They say there’s a first for everything. It’s something Olympic athlete Ibtihaj Muhammad knows well.
In sports, the word first is associated with competitive ranking: the winner. But the 32-year-old fencer’s story of firsts is as much about crushing boundaries as it is about crushing opponents. She was the first athlete to wear a hijab when competing for the U.S. in the Olympics. She was also the first Muslim-American woman to win a medal. For challenging convention and remaining true to herself, Muhammad is celebrated as a pioneer in athletics. But when it comes to her greatest achievement, she’s most proud of the dialogue these actions have initiated. “I’m showing people that Muslim women should be part of the conversation when it comes to sports,” Muhammad says.
Muhammad was raised in Maplewood, New Jersey, where, as far as she knew, there was only one other Muslim family in town. She was 13 years old when she put on her first fencing uniform, which changed the way she was able to engage with her peers. “It was the first time I could participate in a sport and not compromise my faith,” she explains. While her peers were always inclusive, being part of a team sport helped Muhammad—an active kid—find a way to connect.
It was only when she traveled to other fencing competitions that she felt different. Beyond being the only fencer in a hijab, she was often the only African-American participant in a sport dominated by white athletes. Those early experiences set off a pattern that has repeated itself throughout Muhammad’s whole life: “I’ve had a lot of moments of being the first,” she says.

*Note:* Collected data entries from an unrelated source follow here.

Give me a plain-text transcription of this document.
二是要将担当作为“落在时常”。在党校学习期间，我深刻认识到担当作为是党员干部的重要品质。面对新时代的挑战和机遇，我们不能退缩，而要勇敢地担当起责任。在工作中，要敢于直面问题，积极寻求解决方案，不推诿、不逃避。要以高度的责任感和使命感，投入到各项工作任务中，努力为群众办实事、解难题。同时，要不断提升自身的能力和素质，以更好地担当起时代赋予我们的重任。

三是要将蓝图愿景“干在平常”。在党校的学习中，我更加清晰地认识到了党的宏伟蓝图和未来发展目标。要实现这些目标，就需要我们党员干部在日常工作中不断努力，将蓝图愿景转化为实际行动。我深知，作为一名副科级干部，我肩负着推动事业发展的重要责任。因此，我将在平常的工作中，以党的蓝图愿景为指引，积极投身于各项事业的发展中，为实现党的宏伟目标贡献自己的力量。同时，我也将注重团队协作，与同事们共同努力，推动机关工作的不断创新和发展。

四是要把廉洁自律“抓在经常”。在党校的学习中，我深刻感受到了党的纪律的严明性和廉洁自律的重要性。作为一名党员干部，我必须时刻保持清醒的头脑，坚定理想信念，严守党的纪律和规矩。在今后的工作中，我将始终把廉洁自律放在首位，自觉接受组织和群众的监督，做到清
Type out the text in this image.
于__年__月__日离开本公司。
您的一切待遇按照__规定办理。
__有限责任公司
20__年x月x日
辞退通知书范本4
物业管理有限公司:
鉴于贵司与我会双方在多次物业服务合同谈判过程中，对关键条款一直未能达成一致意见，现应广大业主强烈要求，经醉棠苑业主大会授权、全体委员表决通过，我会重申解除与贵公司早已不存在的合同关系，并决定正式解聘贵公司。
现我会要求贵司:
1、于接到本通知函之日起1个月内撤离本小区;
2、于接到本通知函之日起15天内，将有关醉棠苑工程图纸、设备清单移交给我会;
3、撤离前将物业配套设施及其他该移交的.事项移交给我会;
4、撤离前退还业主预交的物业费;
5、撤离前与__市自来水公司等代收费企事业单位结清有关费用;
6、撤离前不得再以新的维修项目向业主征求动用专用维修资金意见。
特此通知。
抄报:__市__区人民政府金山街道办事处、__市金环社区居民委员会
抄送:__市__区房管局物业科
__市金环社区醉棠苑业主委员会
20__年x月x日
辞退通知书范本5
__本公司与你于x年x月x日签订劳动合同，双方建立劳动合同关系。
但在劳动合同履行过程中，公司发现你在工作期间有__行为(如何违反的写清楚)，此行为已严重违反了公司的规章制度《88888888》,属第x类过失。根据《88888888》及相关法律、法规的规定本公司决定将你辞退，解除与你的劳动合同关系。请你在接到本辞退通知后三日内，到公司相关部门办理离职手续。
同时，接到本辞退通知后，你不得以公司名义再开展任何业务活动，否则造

Muhammad was later recruited to compete for Duke University; she made the national fencing team in 2010 and then had that history-making turn at the 2016 Games in Rio de Janeiro, when she took home the bronze. Muhammad credits this success to her upbringing and persistence when she faced doubt from others. “I wasn’t always accepted by coaching staff or teams; people have a hard time with change. But I made a conscious decision not to care about people’s misconceptions of who I was,” she explains. “I wouldn’t allow what others thought about my religious beliefs or ethnic background to change how I felt about myself. I used my confidence and my belief in my journey to qualify for the Games.”
That spirit and motivation even inspired the first hijab-wearing Barbie. The doll, part of Mattel’s new “Shero” line, is dressed in a fencing uniform, complete with a replication of Muhammad’s saber. Presented to Muhammad for the first time at the 2017 Glamour Women of the Year summit, this Barbie inspires girls to embrace their differences. For the trailblazing Olympian, activating this kind of change is a lifelong responsibility.
After winning her medal, Muhammad now intends to “transcend sports, in a sense.” She’s writing a memoir and a children’s book while she advocates for a more inclusive fashion industry. She also gives back through her involvement with organizations like the Peter Westbrook Foundation, a not-for-profit organization that uses fencing to help young people from New York’s underserved communities reach their academic and personal potential. And, despite her busy schedule, Muhammad is still training.
“Through sport I figured out who I could be as a person,” she says. Athletics have afforded Muhammad opportunities to pursue the American dream beyond the Olympics. “As a Muslim public figure, it’s important to be myself—my most authentic self. That’s being challenged right now, politically and socially, and it’s what makes this country so different and so strong. [All Americans] have different backgrounds and skill sets to make us the strongest nation in the world, and that should be celebrated.”